6. Needs Regular Exercise
Neither English springer spaniels nor poodles can be considered lazy dogs. Naturally, this means that Springerdoodles need regular exercise. The exact requirement can see variation from dog to dog. There have been reports of Springerdoodles being content with just 30 minutes on a daily basis. However, others have been reported needing two hours on a daily basis, which is a sizable jump. In any case, interested individuals should also make sure to provide their Springerdoodle with plenty of playtime, particularly since it is such an affectionate breed.
7. Some Dogs Need More Grooming than Others
For proof of the lack of consistency in hybrid breeds, look no further than the fact that some Springerdoodles need more grooming than others. Essentially, some have a coat similar to that of English springer spaniels, while others have a coat similar to that of poodles. In the first case, interested individuals should expect more shedding while providing brushing three times a week. Meanwhile, in the second case, interested individuals should expect less shedding while providing brushing every single day. Having said that, Springerdoodles tend to be more similar to one another when it comes to other grooming needs.
8. Very Trainable
The intelligence of the poodle is one of the main reasons that it has winded up in such a wide range of roles. Meanwhile, English springer spaniels are no slouched either in this regard because working dogs need to be smart to perform their intended function well. On top of this, both breeds get along well with humans, thus making them very trainable. Springerdoodles tend to be the same in this regard, which should come as welcome news to would-be Springerdoodle owners who are concerned about their future behavior. Having said this, it is still a good idea to start early for the best results.

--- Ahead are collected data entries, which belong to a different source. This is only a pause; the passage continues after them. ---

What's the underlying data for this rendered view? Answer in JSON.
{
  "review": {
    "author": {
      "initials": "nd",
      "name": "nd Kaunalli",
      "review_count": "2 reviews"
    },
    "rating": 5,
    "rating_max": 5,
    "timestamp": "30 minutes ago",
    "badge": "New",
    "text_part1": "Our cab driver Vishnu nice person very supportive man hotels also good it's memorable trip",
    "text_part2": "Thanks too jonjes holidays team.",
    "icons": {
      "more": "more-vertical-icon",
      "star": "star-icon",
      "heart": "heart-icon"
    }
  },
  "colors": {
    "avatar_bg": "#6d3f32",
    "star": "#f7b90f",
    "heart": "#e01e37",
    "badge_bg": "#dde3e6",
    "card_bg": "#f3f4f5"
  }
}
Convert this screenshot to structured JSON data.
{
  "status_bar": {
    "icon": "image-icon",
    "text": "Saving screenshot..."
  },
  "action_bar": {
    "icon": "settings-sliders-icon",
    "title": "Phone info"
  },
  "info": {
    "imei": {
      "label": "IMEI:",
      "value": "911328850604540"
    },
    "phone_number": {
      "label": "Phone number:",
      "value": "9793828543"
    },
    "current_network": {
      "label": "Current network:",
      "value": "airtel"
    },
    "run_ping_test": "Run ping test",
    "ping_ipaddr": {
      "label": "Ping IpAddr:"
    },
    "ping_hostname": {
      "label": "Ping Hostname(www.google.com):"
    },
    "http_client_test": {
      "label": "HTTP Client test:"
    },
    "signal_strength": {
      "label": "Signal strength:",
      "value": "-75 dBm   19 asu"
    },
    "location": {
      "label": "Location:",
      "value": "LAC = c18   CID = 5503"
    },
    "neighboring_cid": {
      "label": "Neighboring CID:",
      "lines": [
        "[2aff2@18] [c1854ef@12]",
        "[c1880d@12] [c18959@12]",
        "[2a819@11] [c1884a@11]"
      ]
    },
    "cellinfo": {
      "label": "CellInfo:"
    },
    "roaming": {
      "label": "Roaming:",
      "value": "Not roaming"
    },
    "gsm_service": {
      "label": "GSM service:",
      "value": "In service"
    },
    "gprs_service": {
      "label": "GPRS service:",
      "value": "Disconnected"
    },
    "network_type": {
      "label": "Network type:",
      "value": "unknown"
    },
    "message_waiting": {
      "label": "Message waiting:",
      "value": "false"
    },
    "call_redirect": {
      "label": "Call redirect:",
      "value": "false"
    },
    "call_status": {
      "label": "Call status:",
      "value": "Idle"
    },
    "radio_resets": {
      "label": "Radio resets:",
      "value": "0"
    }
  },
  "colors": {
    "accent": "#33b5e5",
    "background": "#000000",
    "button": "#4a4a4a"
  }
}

9. Gets Along Well with Others
Speaking of which, Springerdoodles tend to get along well with others. There is a potential exception in that some of them might chase other pets because of their hunting instincts. However, this is something that can be overcome through the right training as well as the right socialization. Once again, starting out early can help out a lot in the long run.
10. Regular Checkups Are Helpful
Regular checkups are very helpful for protecting a Springerdoodle’s wellbeing. This is particularly as they get older because older dogs have higher chances of developing various kinds of medical issues, meaning that it is important to catch these as soon as possible. Generally speaking, Springerdoodles are like other hybrid breeds in that they tend to be hardy animals. However, that doesn’t guarantee that every Springerdoodle will be 100 percent free of health issues. In particular, interested individuals will want to watch out for health issues such as bloat, epilepsy, and hip dysplasia that can show up in their parent breeds.